A Nightmare Came True
I have been having nightmares lately. Pretty bad ones. All from an experience that I had last month. All about death.
Me dying. My kids dying. Kind of like a bad movie on an endless loop. The nightmares got worse and worse until I just had to admit that I needed help. I needed to sleep and just couldn't so I had to get some sleeping pills for several nights.
Then suddenly the nightmares just stopped. Kind of like they began, they just ended. I considered myself pretty lucky.
However yesterday one of my absolute worst nightmares, the thing that I dread more than anything else, the thing that was keeping me up night after night, came true. But not for me. For someone else.
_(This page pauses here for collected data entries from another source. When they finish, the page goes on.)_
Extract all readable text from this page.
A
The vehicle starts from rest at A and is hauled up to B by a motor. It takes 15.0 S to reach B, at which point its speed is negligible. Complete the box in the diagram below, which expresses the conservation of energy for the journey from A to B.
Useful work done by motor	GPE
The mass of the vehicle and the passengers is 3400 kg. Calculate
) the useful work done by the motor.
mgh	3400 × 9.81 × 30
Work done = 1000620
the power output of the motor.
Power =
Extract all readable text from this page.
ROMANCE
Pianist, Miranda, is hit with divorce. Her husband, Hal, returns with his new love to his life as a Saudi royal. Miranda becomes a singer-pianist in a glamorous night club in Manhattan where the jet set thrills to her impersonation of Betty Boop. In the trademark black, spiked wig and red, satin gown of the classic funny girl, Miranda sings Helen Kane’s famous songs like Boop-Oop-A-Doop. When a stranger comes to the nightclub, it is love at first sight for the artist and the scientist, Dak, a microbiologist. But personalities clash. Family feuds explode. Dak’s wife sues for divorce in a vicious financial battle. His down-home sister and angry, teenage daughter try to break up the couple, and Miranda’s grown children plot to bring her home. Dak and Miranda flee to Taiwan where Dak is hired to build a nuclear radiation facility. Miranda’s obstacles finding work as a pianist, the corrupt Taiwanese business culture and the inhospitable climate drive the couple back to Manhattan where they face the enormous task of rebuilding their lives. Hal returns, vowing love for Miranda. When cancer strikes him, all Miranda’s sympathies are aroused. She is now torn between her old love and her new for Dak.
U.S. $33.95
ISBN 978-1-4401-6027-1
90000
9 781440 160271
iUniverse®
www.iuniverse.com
Shellie Ross, @Military_Mom on Twitter and blogger lost her child yesterday. Her son. Her baby. Her two year old, Bryson Drago Ross died as a result of drowning.
I cried yesterday. A lot.
I cried for her beautiful boy who will never see another birthday.
I cried for Shellie because no mother, no person should ever know that kind of pain.
I cried for their family because no matter what, their lives are forever changed. Many families have a hard time recovering from the death of a child. Some people never recover.
I cried because I wished and prayed so hard that for one moment I could go back in time to fix the unfixable.
I cried because it could have just as easily have been me. It could have been you. It could have been anyone.
It only takes a moment. Kids are fast. They are relentless. They are curious. They are playful.
Mostly I cried because Bryson will never be any of these things again.
My heart is breaking for Shellie. Please pray for her. Please pray for her family. Please Tweet her to tell her that you are thinking of her. Just reach out.